2009/7/5 Emmanuel Bernard <emmanuel at hibernate.org>:
>
>>> cacheMode //when would you need something different than Ignore? Also,
>>> I'd
>>> rather get CacheMode be a Search class to keep the independance wrt
>>> Hibernate Core
>>
>> Depending on the model it might be much faster using cache when the
>> indexed entity
>> is having a @ManyToOne+ at IndexedEmbedded relation to some entity having
>> high
>> probability to have been indexed already.
>> Like book->nation of publishing : you might have millions of books,
>> but just some hundreds
>> of nations, if these nations need to be reloaded over and over lazily
>> with a second query
>> a cache helps.
>> I'll wrap it to a Search specific enum like I've seen in Annotations?
>
> Did you try?

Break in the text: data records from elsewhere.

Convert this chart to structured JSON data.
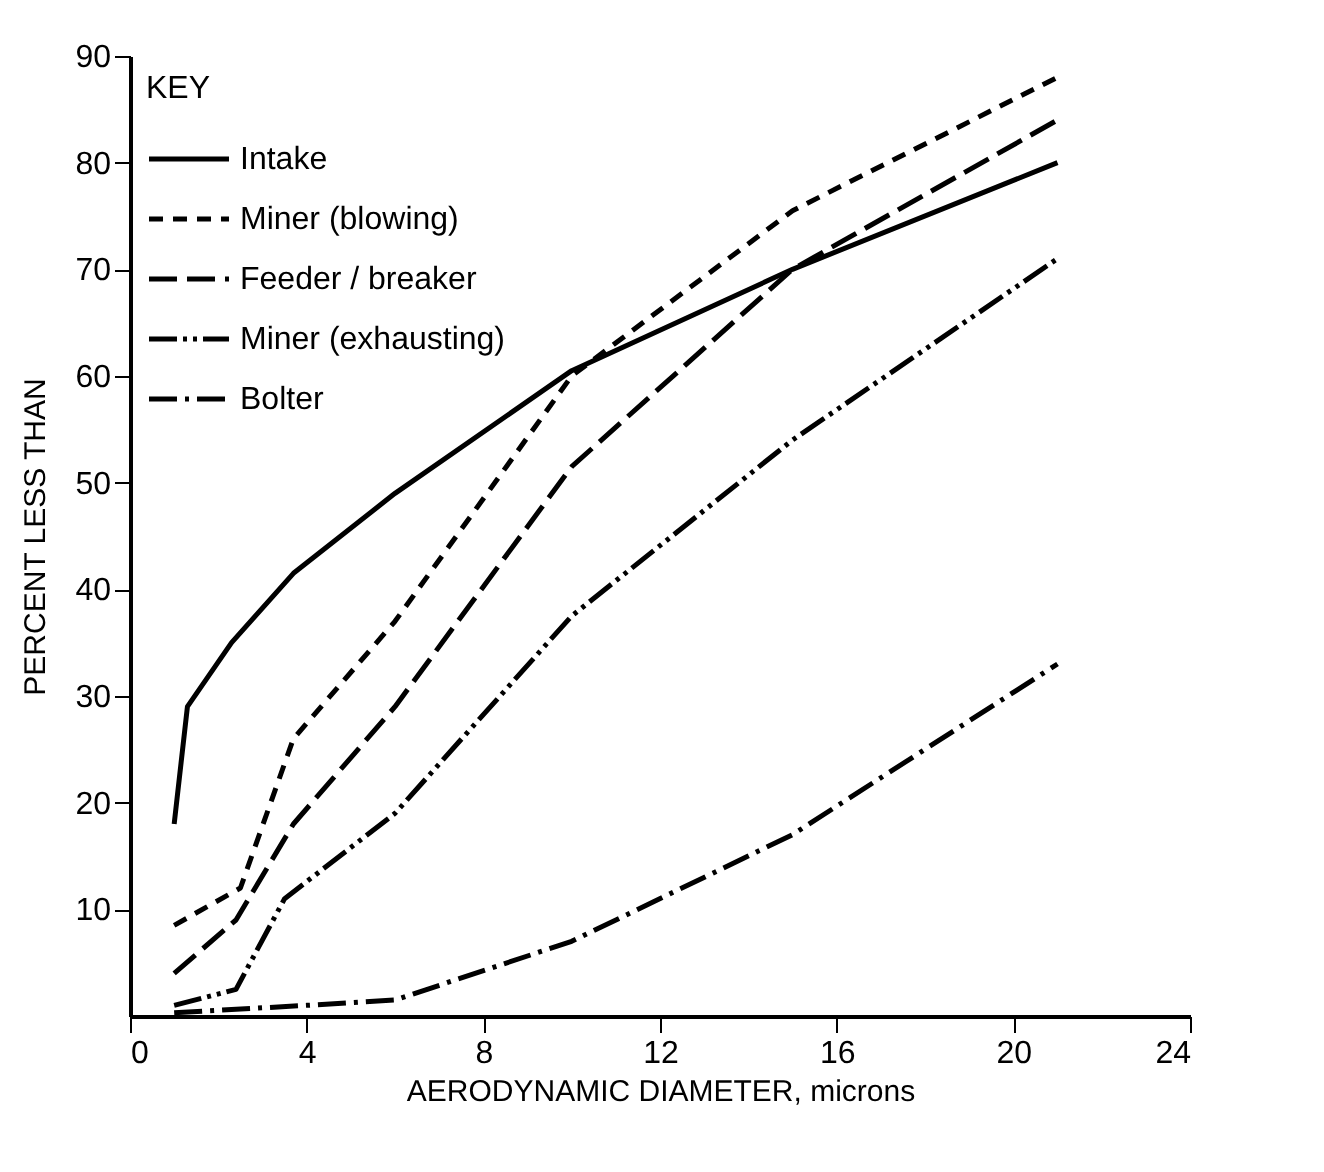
{
  "chart_data": {
    "type": "line",
    "xlabel": "AERODYNAMIC DIAMETER, microns",
    "ylabel": "PERCENT LESS THAN",
    "legend_title": "KEY",
    "legend": "top left",
    "grid": false,
    "xlim": [
      0,
      24
    ],
    "xticks": [
      0,
      4,
      8,
      12,
      16,
      20,
      24
    ],
    "ylim": [
      0,
      90
    ],
    "yticks": [
      10,
      20,
      30,
      40,
      50,
      60,
      70,
      80,
      90
    ],
    "series": [
      {
        "name": "Intake",
        "color": "#000000",
        "line_style": "solid",
        "x": [
          1,
          1.3,
          2.3,
          3.7,
          6,
          10,
          15,
          21
        ],
        "values": [
          18,
          29,
          35,
          41.5,
          49,
          60.5,
          70,
          80
        ]
      },
      {
        "name": "Miner (blowing)",
        "color": "#000000",
        "line_style": "dashed",
        "x": [
          1,
          2.5,
          3.7,
          6,
          10,
          15,
          21
        ],
        "values": [
          8.5,
          12,
          26,
          37,
          60,
          75.5,
          88
        ]
      },
      {
        "name": "Feeder / breaker",
        "color": "#000000",
        "line_style": "longdash",
        "x": [
          1,
          2.4,
          3.7,
          6,
          10,
          15,
          21
        ],
        "values": [
          4,
          9,
          18,
          29,
          51.5,
          70,
          84
        ]
      },
      {
        "name": "Miner (exhausting)",
        "color": "#000000",
        "line_style": "dashdotdot",
        "x": [
          1,
          2.4,
          3.5,
          6,
          10,
          15,
          21
        ],
        "values": [
          1,
          2.5,
          11,
          19,
          37.5,
          54,
          71
        ]
      },
      {
        "name": "Bolter",
        "color": "#000000",
        "line_style": "dashdot",
        "x": [
          1,
          4,
          6,
          10,
          15,
          21
        ],
        "values": [
          0.3,
          1,
          1.5,
          7,
          17,
          33
        ]
      }
    ]
  }
}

It seems that the first level cache would load the nation
> object once per iteration. Provided that cacheMode is unfortunately a global
> setting for all entities, I'm wondering what's more efficient in the end.
>

Well I'm sure that it's not the best setting for most cases, but yes I
have tried it
and there are some situations in which it gives a major performance boost,
especially on complex models having many relations of this type;
Also in this case the "first level cache" is very short lived, and
every thread is having
it's own... being short lived there's not a big chance to have a
"first level cache hit";
at the opposite the second level cache makes sure all "lookup tables"
are loaded once
for the whole process.
Also it makes only sense when using a real cache, properly configured,
not the Hashtable
one.

>>
>>> optimizeAtEnd => optimizeOnFinish
>>> optimizeAfterPurge
>>> purgeAllAtStart => purgeBeforeIndexing ?, purgeAllOnStart, purgeOnStart
>>
>> I vote for "purgeAllOnStart", I like  "purgeAll" to be consistent.
>
> That's reasonable, my idea was to remove All to allow the implementation to
> evolve down the road should Lucene provide a more efficient solution to
> purge and create a new object but that's a far off bet.
>

ah well I suppose this is not the only API you'll have to change,
should that happen :-)

>>
>>> limitObjects => indexObjectsUpTo, indexFirstObjectsUpTo,
>>> limitIndexedObjectsTo  //what's the use case?
>>
>> Mostly testing and developing; I didn't have this in first design but
>> having to test it often it came out that
>> it was quite useful if I could just try the effect of some new
>> Analyzer without having to reindex
>> millions of records; Also during changes to the entities you might
>> want to see the effect
>> of adding some new field / search option without having to wait for hours.
>> I could have deleted data from dev database, but I consider having
>> this option a bit more flexible;
>> Actually I can foresee some feature request to be able to restrict the
>> data, but we can think about
>> that later. For same reasoning we could leave this out for the moment,
>> but it has been very useful for me.
>
> OK, let's mark this one as experimental, you seem to want more of the API.
>
>>
>>> start => Future should get actually return some stats? We can delay that
>>> but
>>> I don't like the JavaDoc claiming that we will always return null
>>
>> I took that from the recommendations on the Future javadoc itself, but
>> I agree with you it doesn't feel very good.
>> I could return (like you suggest) a reference to the used
>> IndexerProgressMonitor
>> (see
>> http://fisheye.jboss.org/browse/Hibernate/search/trunk/src/main/java/org/hibernate/search/batchindexing/IndexerProgressMonitor.java?r=16587
>> )
>> The API of the IndexerProgressMonitor will be a topic to discuss later
>> (it is HSEARCH-370), for now there is one default impl
>> which will log progress and some performance stats; that's why it is
>> missing methods to retrieve the stats.
>
> Let's think about that and return null for now, I just want to relax the
> strong statement in the javadoc
>
I'll remove the return javadoc, leaving it undocumented for know.

>>
>>
>>> startAndWait => execute ?
>>
>> I preferred to stress the little difference with "start"; don't you
>> think that having a "start" method and an "execute" method
>> is not making it clear which one I should call?
>>
>
> I know that's why I put a ? :)
>

thanks for the insight,
Sanne